Jim Vellone

No. 63
- Position: Guard

Personal information
- Born: August 20, 1944 Camp Lejeune, North Carolina, U.S.
- Died: August 21, 1977 (aged 33) Orange, California, U.S.
- Listed height: 6 ft 3 in (1.91 m)
- Listed weight: 255 lb (116 kg)

Career information
- High school: Whittier (CA) California
- College: USC (1964-1965)
- NFL draft: 1966 (undrafted)

Career history
- Minnesota Vikings (1966–1970);

Awards and highlights
- NFL champion (1969);

Career NFL statistics
- Games played: 66
- Games started: 48
- Fumble recoveries: 1
- Stats at Pro Football Reference

= Jim Vellone =

American football player (1944–1977)

James Carl Vellone (August 20, 1944 - August 21, 1977) was a guard in the National Football League (NFL). Vellone spent his entire five-year career for the Minnesota Vikings, starting in most of his appearances during this span. Vellone helped the Vikings win the 1969 NFL Championship and also started in Super Bowl IV, the first Super Bowl appearance for the Vikings franchise. Vellone's career and life were cut short due to Hodgkin lymphoma.

==College career==
Before he joined the pro leagues, Vellone played college football for two years at the University of Southern California. Prior to joining the USC Trojans, Vellone was a Junior College All-American guard at Cerritos College. For two seasons while in Minnesota (1968–1969), Vellone was a teammate of offensive tackle Ron Yary, who likewise was a star lineman at Cerritos College and at USC.

==Death==
Jim Vellone abruptly retired from the NFL in 1971 when he discovered he had Hodgkin's lymphoma. He spent the final six years of his life undergoing treatments and chemotherapy. Although managing to live a normal life for some time, Vellone finally succumbed to the cancerous disease on August 21, 1977, a day after his 33rd birthday, at St. Joseph's Hospital in Orange, California. According to a brief article in the St.

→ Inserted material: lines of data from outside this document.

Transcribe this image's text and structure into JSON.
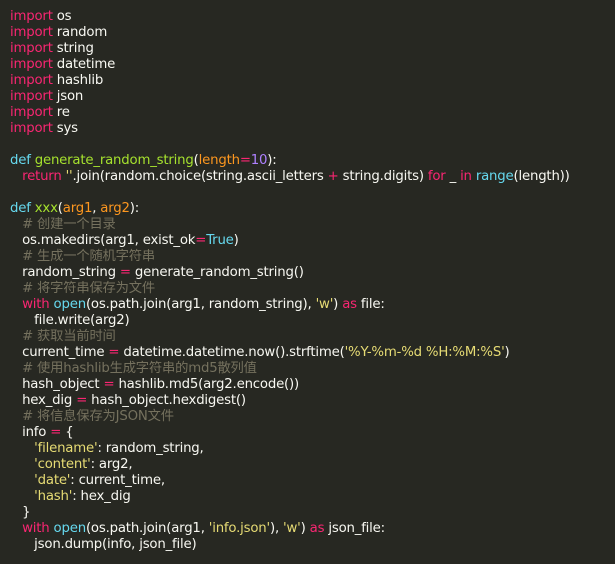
{
  "colors": {
    "background": "#272822",
    "plain": "#f8f8f2",
    "keyword": "#f92672",
    "def": "#66d9ef",
    "func": "#a6e22e",
    "number": "#ae81ff",
    "string": "#e6db74",
    "comment": "#75715e",
    "operator": "#f92672",
    "param": "#fd971f",
    "builtin": "#66d9ef"
  },
  "code": {
    "lines": [
      [
        [
          "keyword",
          "import"
        ],
        [
          "plain",
          " os"
        ]
      ],
      [
        [
          "keyword",
          "import"
        ],
        [
          "plain",
          " random"
        ]
      ],
      [
        [
          "keyword",
          "import"
        ],
        [
          "plain",
          " string"
        ]
      ],
      [
        [
          "keyword",
          "import"
        ],
        [
          "plain",
          " datetime"
        ]
      ],
      [
        [
          "keyword",
          "import"
        ],
        [
          "plain",
          " hashlib"
        ]
      ],
      [
        [
          "keyword",
          "import"
        ],
        [
          "plain",
          " json"
        ]
      ],
      [
        [
          "keyword",
          "import"
        ],
        [
          "plain",
          " re"
        ]
      ],
      [
        [
          "keyword",
          "import"
        ],
        [
          "plain",
          " sys"
        ]
      ],
      [],
      [
        [
          "def",
          "def"
        ],
        [
          "plain",
          " "
        ],
        [
          "func",
          "generate_random_string"
        ],
        [
          "plain",
          "("
        ],
        [
          "param",
          "length"
        ],
        [
          "operator",
          "="
        ],
        [
          "number",
          "10"
        ],
        [
          "plain",
          "):"
        ]
      ],
      [
        [
          "plain",
          "   "
        ],
        [
          "keyword",
          "return"
        ],
        [
          "plain",
          " "
        ],
        [
          "string",
          "''"
        ],
        [
          "plain",
          ".join(random.choice(string.ascii_letters "
        ],
        [
          "operator",
          "+"
        ],
        [
          "plain",
          " string.digits) "
        ],
        [
          "keyword",
          "for"
        ],
        [
          "plain",
          " _ "
        ],
        [
          "keyword",
          "in"
        ],
        [
          "plain",
          " "
        ],
        [
          "builtin",
          "range"
        ],
        [
          "plain",
          "(length))"
        ]
      ],
      [],
      [
        [
          "def",
          "def"
        ],
        [
          "plain",
          " "
        ],
        [
          "func",
          "xxx"
        ],
        [
          "plain",
          "("
        ],
        [
          "param",
          "arg1"
        ],
        [
          "plain",
          ", "
        ],
        [
          "param",
          "arg2"
        ],
        [
          "plain",
          "):"
        ]
      ],
      [
        [
          "plain",
          "   "
        ],
        [
          "comment",
          "# 创建一个目录"
        ]
      ],
      [
        [
          "plain",
          "   os.makedirs(arg1, exist_ok"
        ],
        [
          "operator",
          "="
        ],
        [
          "builtin",
          "True"
        ],
        [
          "plain",
          ")"
        ]
      ],
      [
        [
          "plain",
          "   "
        ],
        [
          "comment",
          "# 生成一个随机字符串"
        ]
      ],
      [
        [
          "plain",
          "   random_string "
        ],
        [
          "operator",
          "="
        ],
        [
          "plain",
          " generate_random_string()"
        ]
      ],
      [
        [
          "plain",
          "   "
        ],
        [
          "comment",
          "# 将字符串保存为文件"
        ]
      ],
      [
        [
          "plain",
          "   "
        ],
        [
          "keyword",
          "with"
        ],
        [
          "plain",
          " "
        ],
        [
          "builtin",
          "open"
        ],
        [
          "plain",
          "(os.path.join(arg1, random_string), "
        ],
        [
          "string",
          "'w'"
        ],
        [
          "plain",
          ") "
        ],
        [
          "keyword",
          "as"
        ],
        [
          "plain",
          " file:"
        ]
      ],
      [
        [
          "plain",
          "      file.write(arg2)"
        ]
      ],
      [
        [
          "plain",
          "   "
        ],
        [
          "comment",
          "# 获取当前时间"
        ]
      ],
      [
        [
          "plain",
          "   current_time "
        ],
        [
          "operator",
          "="
        ],
        [
          "plain",
          " datetime.datetime.now().strftime("
        ],
        [
          "string",
          "'%Y-%m-%d %H:%M:%S'"
        ],
        [
          "plain",
          ")"
        ]
      ],
      [
        [
          "plain",
          "   "
        ],
        [
          "comment",
          "# 使用hashlib生成字符串的md5散列值"
        ]
      ],
      [
        [
          "plain",
          "   hash_object "
        ],
        [
          "operator",
          "="
        ],
        [
          "plain",
          " hashlib.md5(arg2.encode())"
        ]
      ],
      [
        [
          "plain",
          "   hex_dig "
        ],
        [
          "operator",
          "="
        ],
        [
          "plain",
          " hash_object.hexdigest()"
        ]
      ],
      [
        [
          "plain",
          "   "
        ],
        [
          "comment",
          "# 将信息保存为JSON文件"
        ]
      ],
      [
        [
          "plain",
          "   info "
        ],
        [
          "operator",
          "="
        ],
        [
          "plain",
          " {"
        ]
      ],
      [
        [
          "plain",
          "      "
        ],
        [
          "string",
          "'filename'"
        ],
        [
          "plain",
          ": random_string,"
        ]
      ],
      [
        [
          "plain",
          "      "
        ],
        [
          "string",
          "'content'"
        ],
        [
          "plain",
          ": arg2,"
        ]
      ],
      [
        [
          "plain",
          "      "
        ],
        [
          "string",
          "'date'"
        ],
        [
          "plain",
          ": current_time,"
        ]
      ],
      [
        [
          "plain",
          "      "
        ],
        [
          "string",
          "'hash'"
        ],
        [
          "plain",
          ": hex_dig"
        ]
      ],
      [
        [
          "plain",
          "   }"
        ]
      ],
      [
        [
          "plain",
          "   "
        ],
        [
          "keyword",
          "with"
        ],
        [
          "plain",
          " "
        ],
        [
          "builtin",
          "open"
        ],
        [
          "plain",
          "(os.path.join(arg1, "
        ],
        [
          "string",
          "'info.json'"
        ],
        [
          "plain",
          "), "
        ],
        [
          "string",
          "'w'"
        ],
        [
          "plain",
          ") "
        ],
        [
          "keyword",
          "as"
        ],
        [
          "plain",
          " json_file:"
        ]
      ],
      [
        [
          "plain",
          "      json.dump(info, json_file)"
        ]
      ]
    ]
  }
}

Petersburg Times (Fla.) newspaper two days after his death, friends said that Vellone checked into St. Joseph's, due to breathing problems.

Jim Vellone left behind two sons Eric and John, brother Louis, and parents

==Other==
Jim's high school alma mater named their Athlete of the Year award after him. The award's recipients included Greg Langford (Wrestling, 1972), Paul Phillips (Swimming, 1973), and Bill Qualls (Cross Country and Track, 1974).